HealthMatch, a five-year-old medtech that’s like Tinder for clinical trials, matching researchers with patients, has been forced to halve its team, shedding 18 jobs, as the local tech sector braces for a long startup winter.
The cuts come 18 months after Paul Bassat’s Square Peg Capital led an $18 million round in the Sydney-based startup, which uses machine learning to automate clinical trials for contract research companies. It other backers in that December 2020 raise included Malcolm and Lucy Turnbull and Tempus Partners.
Square Peg also led a $6 million series A in late 2019.
HealthMatch was founded in 2017 by then-final year University of Sydney medical student Manuri Gunawardena, who sees a potentially new investment “valley of death” opening up for startups like hers.
“There are several factors at play that have created downward pressure on tech stocks and the broader market that have had a very significant effect on capital raising, especially for growth stage companies,” she said.
“The result is a significantly longer and riskier fundraising market for companies of our stage as investors have across the board pulled back extensively.”
“Making a significant portion of the team redundant was an incredibly hard decision to make that we worked tirelessly to avoid,” she said.

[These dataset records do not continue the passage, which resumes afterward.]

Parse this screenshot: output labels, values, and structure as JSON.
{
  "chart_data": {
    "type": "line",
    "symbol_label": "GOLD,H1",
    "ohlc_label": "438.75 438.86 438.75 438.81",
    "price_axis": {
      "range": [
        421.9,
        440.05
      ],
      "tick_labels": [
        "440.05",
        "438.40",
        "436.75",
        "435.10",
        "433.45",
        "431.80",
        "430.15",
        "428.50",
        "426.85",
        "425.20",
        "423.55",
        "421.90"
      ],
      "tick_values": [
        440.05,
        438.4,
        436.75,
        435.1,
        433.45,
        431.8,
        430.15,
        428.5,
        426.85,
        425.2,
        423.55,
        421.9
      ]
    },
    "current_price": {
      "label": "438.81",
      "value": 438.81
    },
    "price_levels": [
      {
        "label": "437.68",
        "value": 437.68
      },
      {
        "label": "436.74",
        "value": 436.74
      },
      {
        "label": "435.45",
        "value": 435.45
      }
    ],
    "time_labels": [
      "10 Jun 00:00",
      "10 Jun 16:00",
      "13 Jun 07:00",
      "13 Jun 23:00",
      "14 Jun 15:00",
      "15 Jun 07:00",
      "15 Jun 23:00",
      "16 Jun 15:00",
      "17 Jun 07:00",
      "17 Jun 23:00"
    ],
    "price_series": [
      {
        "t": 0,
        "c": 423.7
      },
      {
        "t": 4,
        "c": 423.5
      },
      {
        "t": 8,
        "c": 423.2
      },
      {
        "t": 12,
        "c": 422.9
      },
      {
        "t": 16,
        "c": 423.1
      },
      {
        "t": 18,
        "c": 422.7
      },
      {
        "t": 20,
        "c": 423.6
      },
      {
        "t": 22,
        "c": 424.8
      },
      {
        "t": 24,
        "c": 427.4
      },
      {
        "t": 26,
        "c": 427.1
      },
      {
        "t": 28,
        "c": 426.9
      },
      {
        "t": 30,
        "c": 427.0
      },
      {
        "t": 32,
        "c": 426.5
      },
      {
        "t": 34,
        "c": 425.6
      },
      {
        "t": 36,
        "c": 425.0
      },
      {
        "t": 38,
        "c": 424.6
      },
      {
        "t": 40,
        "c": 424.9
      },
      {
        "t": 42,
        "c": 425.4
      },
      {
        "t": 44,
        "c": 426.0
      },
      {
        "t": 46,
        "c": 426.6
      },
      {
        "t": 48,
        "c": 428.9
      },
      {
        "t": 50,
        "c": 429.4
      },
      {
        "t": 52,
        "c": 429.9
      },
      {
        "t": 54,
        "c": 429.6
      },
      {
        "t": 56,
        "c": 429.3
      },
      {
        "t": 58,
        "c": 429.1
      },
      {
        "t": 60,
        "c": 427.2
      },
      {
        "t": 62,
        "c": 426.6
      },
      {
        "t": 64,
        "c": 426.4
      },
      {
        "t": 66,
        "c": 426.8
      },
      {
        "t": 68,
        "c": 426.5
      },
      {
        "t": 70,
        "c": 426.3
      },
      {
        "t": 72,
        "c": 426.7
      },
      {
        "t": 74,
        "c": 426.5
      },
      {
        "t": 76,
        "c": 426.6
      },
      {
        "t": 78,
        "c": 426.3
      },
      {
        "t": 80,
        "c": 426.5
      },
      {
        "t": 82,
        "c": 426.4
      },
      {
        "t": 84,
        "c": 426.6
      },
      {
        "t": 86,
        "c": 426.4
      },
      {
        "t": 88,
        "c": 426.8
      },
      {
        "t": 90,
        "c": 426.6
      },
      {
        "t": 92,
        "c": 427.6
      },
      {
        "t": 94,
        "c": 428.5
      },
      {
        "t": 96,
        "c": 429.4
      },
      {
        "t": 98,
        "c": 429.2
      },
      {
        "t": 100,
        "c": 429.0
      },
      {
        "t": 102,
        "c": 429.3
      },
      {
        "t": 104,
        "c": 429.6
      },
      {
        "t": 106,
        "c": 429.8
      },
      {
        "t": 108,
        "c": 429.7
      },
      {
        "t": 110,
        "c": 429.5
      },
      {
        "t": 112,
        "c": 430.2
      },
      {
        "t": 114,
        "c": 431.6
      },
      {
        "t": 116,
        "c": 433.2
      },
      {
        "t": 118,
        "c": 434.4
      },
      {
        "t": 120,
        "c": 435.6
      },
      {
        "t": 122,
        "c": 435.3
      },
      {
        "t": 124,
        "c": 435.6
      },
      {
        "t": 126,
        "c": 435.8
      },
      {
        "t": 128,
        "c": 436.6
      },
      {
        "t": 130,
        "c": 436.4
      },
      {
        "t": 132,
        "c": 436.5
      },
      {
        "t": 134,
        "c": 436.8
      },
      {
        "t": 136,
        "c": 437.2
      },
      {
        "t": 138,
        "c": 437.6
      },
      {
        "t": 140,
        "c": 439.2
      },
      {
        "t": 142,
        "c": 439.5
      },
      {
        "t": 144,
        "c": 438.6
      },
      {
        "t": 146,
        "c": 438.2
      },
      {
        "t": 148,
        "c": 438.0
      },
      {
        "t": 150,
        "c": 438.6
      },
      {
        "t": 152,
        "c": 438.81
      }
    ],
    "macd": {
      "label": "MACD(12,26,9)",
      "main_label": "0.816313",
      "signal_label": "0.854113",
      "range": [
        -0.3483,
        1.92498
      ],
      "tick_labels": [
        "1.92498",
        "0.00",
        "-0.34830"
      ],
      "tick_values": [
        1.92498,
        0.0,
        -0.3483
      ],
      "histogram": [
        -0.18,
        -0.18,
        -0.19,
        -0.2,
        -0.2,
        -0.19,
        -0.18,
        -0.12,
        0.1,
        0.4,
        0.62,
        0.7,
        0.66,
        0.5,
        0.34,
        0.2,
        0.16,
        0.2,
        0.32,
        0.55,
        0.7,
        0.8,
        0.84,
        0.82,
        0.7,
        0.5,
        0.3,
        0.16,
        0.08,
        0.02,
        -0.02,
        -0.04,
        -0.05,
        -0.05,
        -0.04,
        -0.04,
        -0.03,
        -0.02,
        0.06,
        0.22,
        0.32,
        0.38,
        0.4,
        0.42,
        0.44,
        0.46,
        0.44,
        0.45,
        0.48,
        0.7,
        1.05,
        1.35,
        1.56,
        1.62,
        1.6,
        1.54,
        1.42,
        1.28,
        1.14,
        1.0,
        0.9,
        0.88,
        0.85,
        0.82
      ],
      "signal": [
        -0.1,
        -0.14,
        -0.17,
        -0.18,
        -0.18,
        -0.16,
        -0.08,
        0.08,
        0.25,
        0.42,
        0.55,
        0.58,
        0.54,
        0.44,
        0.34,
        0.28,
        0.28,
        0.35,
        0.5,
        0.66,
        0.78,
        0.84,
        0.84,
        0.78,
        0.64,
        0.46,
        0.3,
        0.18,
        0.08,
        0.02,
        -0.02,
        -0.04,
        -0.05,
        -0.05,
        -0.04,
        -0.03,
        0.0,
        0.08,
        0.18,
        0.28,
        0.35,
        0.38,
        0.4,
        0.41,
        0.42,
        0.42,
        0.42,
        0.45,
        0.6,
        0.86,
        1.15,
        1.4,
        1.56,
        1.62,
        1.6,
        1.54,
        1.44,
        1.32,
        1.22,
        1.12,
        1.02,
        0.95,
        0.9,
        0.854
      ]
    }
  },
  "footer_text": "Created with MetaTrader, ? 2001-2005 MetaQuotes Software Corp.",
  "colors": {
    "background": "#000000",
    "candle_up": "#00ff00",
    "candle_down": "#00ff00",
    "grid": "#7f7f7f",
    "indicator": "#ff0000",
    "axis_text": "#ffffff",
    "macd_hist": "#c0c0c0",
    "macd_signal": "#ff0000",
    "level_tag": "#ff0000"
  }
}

“It’s certainly a hard time for everyone in the team but we are united and driven to make a difference to patients’ lives. The entire team has been very understanding of why we need to take these measures and want to see the best for the company moving forward regardless of their individual position.”
The business has expanded into the US and now has more than one million patients on its database using HealthMatch to find and access clinical trials globally.
Gunawardena said she is working extensively with their existing and new investors to continue the company’s mission despite current market conditions.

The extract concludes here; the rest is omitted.